A modo de palimpsesto, en este juego de re-descripción del mundo, Acha nos traslada a la recreación de un Jesucristo que indaga en las raíces marxistas del cristianismo: las imágenes y banda sonora de El evangelio según San Mateo de Pier Paolo Pasolini funcionan como el trasfondo sobre el cual San Michelín se inspira para producir el aura misteriosa de sus milagros. Estas proyecciones, que se alternan entre fragmentos del film y programas de bailanta tropical parten del pequeño y engrasado televisor del taller. Es el artefacto que, lejos de los libros, los relatos orales y las pinturas de los otros guiones de Escritos póstumos, se instala como el lugar de donde surgen las nuevas ventanas abiertas al mundo. Progresivamente, este mundo contemporáneo que establece Jorge Acha produce un vuelco místico, de retorno a un primitivismo hispánico del ritual que la cultura cristiana se encargó de borrar.

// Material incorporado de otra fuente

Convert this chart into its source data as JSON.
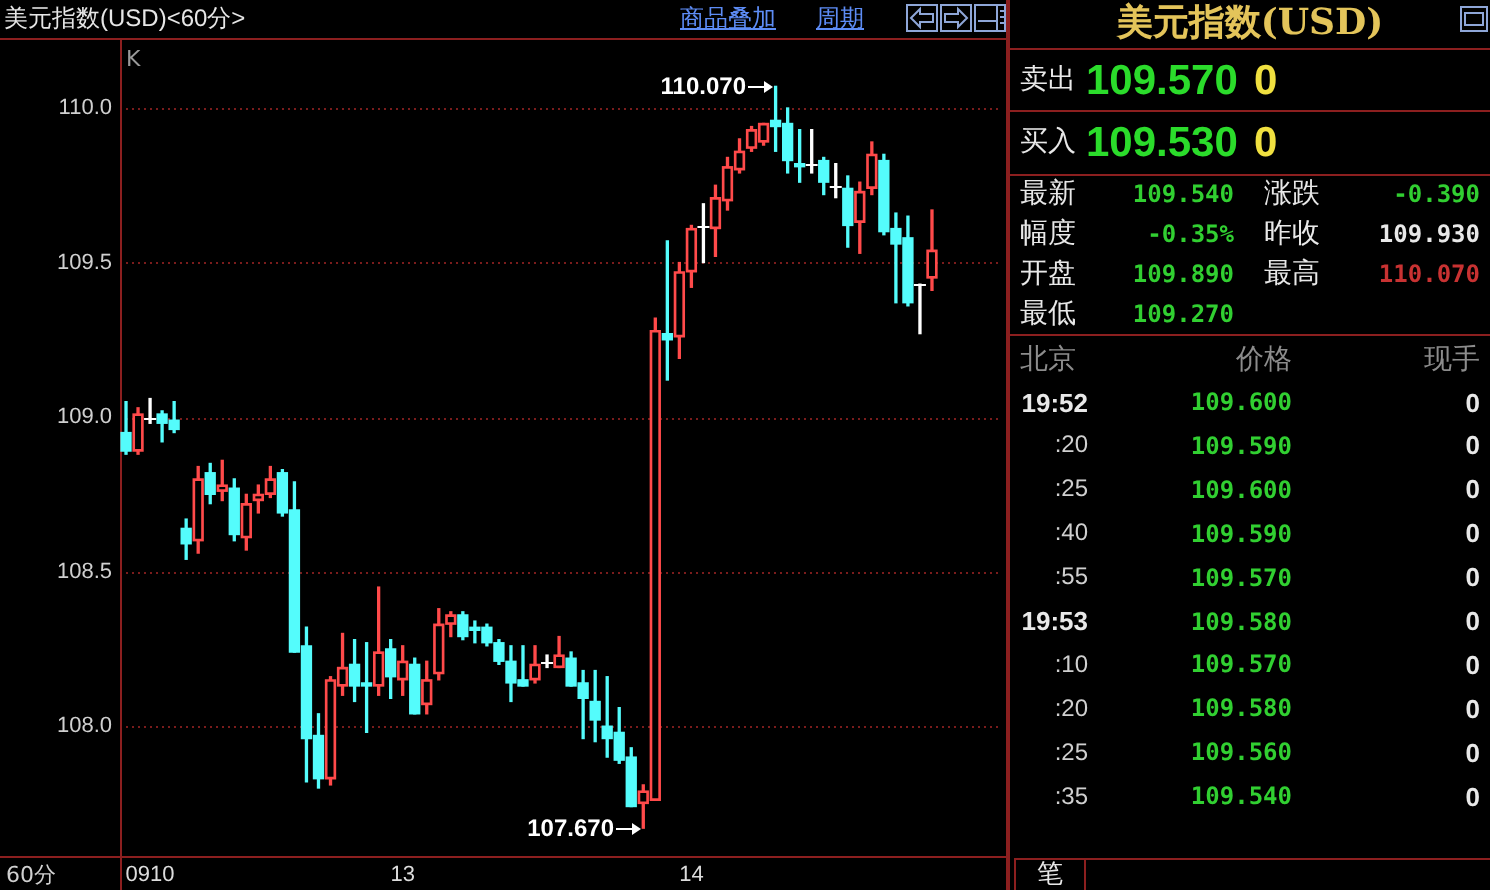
{
  "chart_data": [
    {
      "type": "candlestick",
      "title": "美元指数(USD)<60分>",
      "categories": [
        null,
        null,
        "0910",
        null,
        null,
        null,
        null,
        null,
        null,
        null,
        null,
        null,
        null,
        null,
        null,
        null,
        null,
        null,
        null,
        null,
        null,
        null,
        null,
        "13",
        null,
        null,
        null,
        null,
        null,
        null,
        null,
        null,
        null,
        null,
        null,
        null,
        null,
        null,
        null,
        null,
        null,
        null,
        null,
        null,
        null,
        null,
        null,
        "14",
        null,
        null,
        null,
        null,
        null,
        null,
        null,
        null,
        null,
        null,
        null,
        null,
        null,
        null,
        null,
        null,
        null,
        null,
        null,
        null
      ],
      "ohlc": [
        [
          108.95,
          109.05,
          108.88,
          108.89
        ],
        [
          108.89,
          109.03,
          108.88,
          109.01
        ],
        [
          109.0,
          109.06,
          108.98,
          109.0
        ],
        [
          109.01,
          109.02,
          108.92,
          108.98
        ],
        [
          108.99,
          109.05,
          108.95,
          108.96
        ],
        [
          108.64,
          108.67,
          108.54,
          108.59
        ],
        [
          108.6,
          108.84,
          108.56,
          108.8
        ],
        [
          108.82,
          108.85,
          108.72,
          108.75
        ],
        [
          108.76,
          108.86,
          108.73,
          108.78
        ],
        [
          108.77,
          108.8,
          108.6,
          108.62
        ],
        [
          108.61,
          108.75,
          108.57,
          108.72
        ],
        [
          108.73,
          108.78,
          108.69,
          108.75
        ],
        [
          108.75,
          108.84,
          108.74,
          108.8
        ],
        [
          108.82,
          108.83,
          108.68,
          108.69
        ],
        [
          108.7,
          108.79,
          108.24,
          108.24
        ],
        [
          108.26,
          108.32,
          107.82,
          107.96
        ],
        [
          107.97,
          108.04,
          107.8,
          107.83
        ],
        [
          107.83,
          108.16,
          107.81,
          108.15
        ],
        [
          108.13,
          108.3,
          108.1,
          108.19
        ],
        [
          108.2,
          108.28,
          108.08,
          108.13
        ],
        [
          108.14,
          108.27,
          107.98,
          108.13
        ],
        [
          108.13,
          108.45,
          108.1,
          108.24
        ],
        [
          108.25,
          108.28,
          108.09,
          108.16
        ],
        [
          108.15,
          108.26,
          108.1,
          108.21
        ],
        [
          108.2,
          108.22,
          108.04,
          108.04
        ],
        [
          108.07,
          108.21,
          108.04,
          108.15
        ],
        [
          108.17,
          108.38,
          108.15,
          108.33
        ],
        [
          108.33,
          108.37,
          108.29,
          108.36
        ],
        [
          108.36,
          108.37,
          108.28,
          108.29
        ],
        [
          108.32,
          108.34,
          108.27,
          108.31
        ],
        [
          108.32,
          108.33,
          108.26,
          108.27
        ],
        [
          108.27,
          108.28,
          108.2,
          108.21
        ],
        [
          108.21,
          108.26,
          108.08,
          108.14
        ],
        [
          108.15,
          108.26,
          108.13,
          108.13
        ],
        [
          108.15,
          108.26,
          108.14,
          108.2
        ],
        [
          108.21,
          108.23,
          108.19,
          108.21
        ],
        [
          108.19,
          108.29,
          108.19,
          108.23
        ],
        [
          108.22,
          108.24,
          108.13,
          108.13
        ],
        [
          108.14,
          108.18,
          107.96,
          108.09
        ],
        [
          108.08,
          108.18,
          107.95,
          108.02
        ],
        [
          108.0,
          108.16,
          107.9,
          107.96
        ],
        [
          107.98,
          108.06,
          107.88,
          107.89
        ],
        [
          107.9,
          107.93,
          107.74,
          107.74
        ],
        [
          107.75,
          107.81,
          107.67,
          107.79
        ],
        [
          107.76,
          109.32,
          107.76,
          109.28
        ],
        [
          109.27,
          109.57,
          109.12,
          109.25
        ],
        [
          109.26,
          109.5,
          109.19,
          109.47
        ],
        [
          109.47,
          109.62,
          109.42,
          109.61
        ],
        [
          109.62,
          109.69,
          109.5,
          109.62
        ],
        [
          109.61,
          109.75,
          109.52,
          109.71
        ],
        [
          109.7,
          109.84,
          109.67,
          109.81
        ],
        [
          109.8,
          109.9,
          109.79,
          109.86
        ],
        [
          109.87,
          109.94,
          109.86,
          109.93
        ],
        [
          109.89,
          109.95,
          109.88,
          109.95
        ],
        [
          109.96,
          110.07,
          109.86,
          109.94
        ],
        [
          109.95,
          110.0,
          109.79,
          109.83
        ],
        [
          109.82,
          109.93,
          109.76,
          109.81
        ],
        [
          109.82,
          109.93,
          109.79,
          109.82
        ],
        [
          109.83,
          109.84,
          109.72,
          109.76
        ],
        [
          109.75,
          109.82,
          109.71,
          109.75
        ],
        [
          109.74,
          109.78,
          109.55,
          109.62
        ],
        [
          109.63,
          109.76,
          109.53,
          109.73
        ],
        [
          109.74,
          109.89,
          109.72,
          109.85
        ],
        [
          109.83,
          109.85,
          109.59,
          109.6
        ],
        [
          109.61,
          109.66,
          109.37,
          109.56
        ],
        [
          109.58,
          109.65,
          109.36,
          109.37
        ],
        [
          109.43,
          109.43,
          109.27,
          109.43
        ],
        [
          109.45,
          109.67,
          109.41,
          109.54
        ]
      ],
      "colors": [
        "#54fcfc",
        "#ff4a4a",
        "#ffffff",
        "#54fcfc",
        "#54fcfc",
        "#54fcfc",
        "#ff4a4a",
        "#54fcfc",
        "#ff4a4a",
        "#54fcfc",
        "#ff4a4a",
        "#ff4a4a",
        "#ff4a4a",
        "#54fcfc",
        "#54fcfc",
        "#54fcfc",
        "#54fcfc",
        "#ff4a4a",
        "#ff4a4a",
        "#54fcfc",
        "#54fcfc",
        "#ff4a4a",
        "#54fcfc",
        "#ff4a4a",
        "#54fcfc",
        "#ff4a4a",
        "#ff4a4a",
        "#ff4a4a",
        "#54fcfc",
        "#54fcfc",
        "#54fcfc",
        "#54fcfc",
        "#54fcfc",
        "#54fcfc",
        "#ff4a4a",
        "#ffffff",
        "#ff4a4a",
        "#54fcfc",
        "#54fcfc",
        "#54fcfc",
        "#54fcfc",
        "#54fcfc",
        "#54fcfc",
        "#ff4a4a",
        "#ff4a4a",
        "#54fcfc",
        "#ff4a4a",
        "#ff4a4a",
        "#ffffff",
        "#ff4a4a",
        "#ff4a4a",
        "#ff4a4a",
        "#ff4a4a",
        "#ff4a4a",
        "#54fcfc",
        "#54fcfc",
        "#54fcfc",
        "#ffffff",
        "#54fcfc",
        "#ffffff",
        "#54fcfc",
        "#ff4a4a",
        "#ff4a4a",
        "#54fcfc",
        "#54fcfc",
        "#54fcfc",
        "#ffffff",
        "#ff4a4a"
      ],
      "ylim": [
        107.58,
        110.22
      ],
      "yticks": [
        {
          "value": 108,
          "label": "108.0"
        },
        108.5,
        {
          "value": 109,
          "label": "109.0"
        },
        109.5,
        {
          "value": 110,
          "label": "110.0"
        }
      ],
      "grid": "y",
      "annotations": [
        "110.070",
        "107.670",
        "K",
        "60分",
        "商品叠加",
        "周期"
      ]
    },
    {
      "type": "other",
      "title": "美元指数(USD)",
      "annotations": [
        "卖出",
        "109.570",
        "0",
        "买入",
        "109.530",
        "0",
        "最新",
        "109.540",
        "涨跌",
        "-0.390",
        "幅度",
        "-0.35%",
        "昨收",
        "109.930",
        "开盘",
        "109.890",
        "最高",
        "110.070",
        "最低",
        "109.270",
        "北京",
        "价格",
        "现手",
        "19:52",
        "109.600",
        "0",
        ":20",
        "109.590",
        "0",
        ":25",
        "109.600",
        "0",
        ":40",
        "109.590",
        "0",
        ":55",
        "109.570",
        "0",
        "19:53",
        "109.580",
        "0",
        ":10",
        "109.570",
        "0",
        ":20",
        "109.580",
        "0",
        ":25",
        "109.560",
        "0",
        ":35",
        "109.540",
        "0",
        "笔"
      ]
    }
  ]
}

Si, como señalan ciertas filosofías, nos encontramos atravesados por el lenguaje, por un entramado de signos a través de los cuales significamos el mundo, parece existir en la poética de Jorge Luis Acha una búsqueda continua por aprender a opacarlos, a desnaturalizarlos, subvertirlos y, de este modo, brindar las condiciones para redefinir un mundo más nuestro desde el cual pararnos para pensar —en términos ontológicos— qué implica ser latinoamericano. O, dicho en mejores términos: como lo hacía en sus acuarelas, Acha produjo en el resto de sus obras un espacio abierto, un silencio, un vacío para abrir nuevamente el sentido.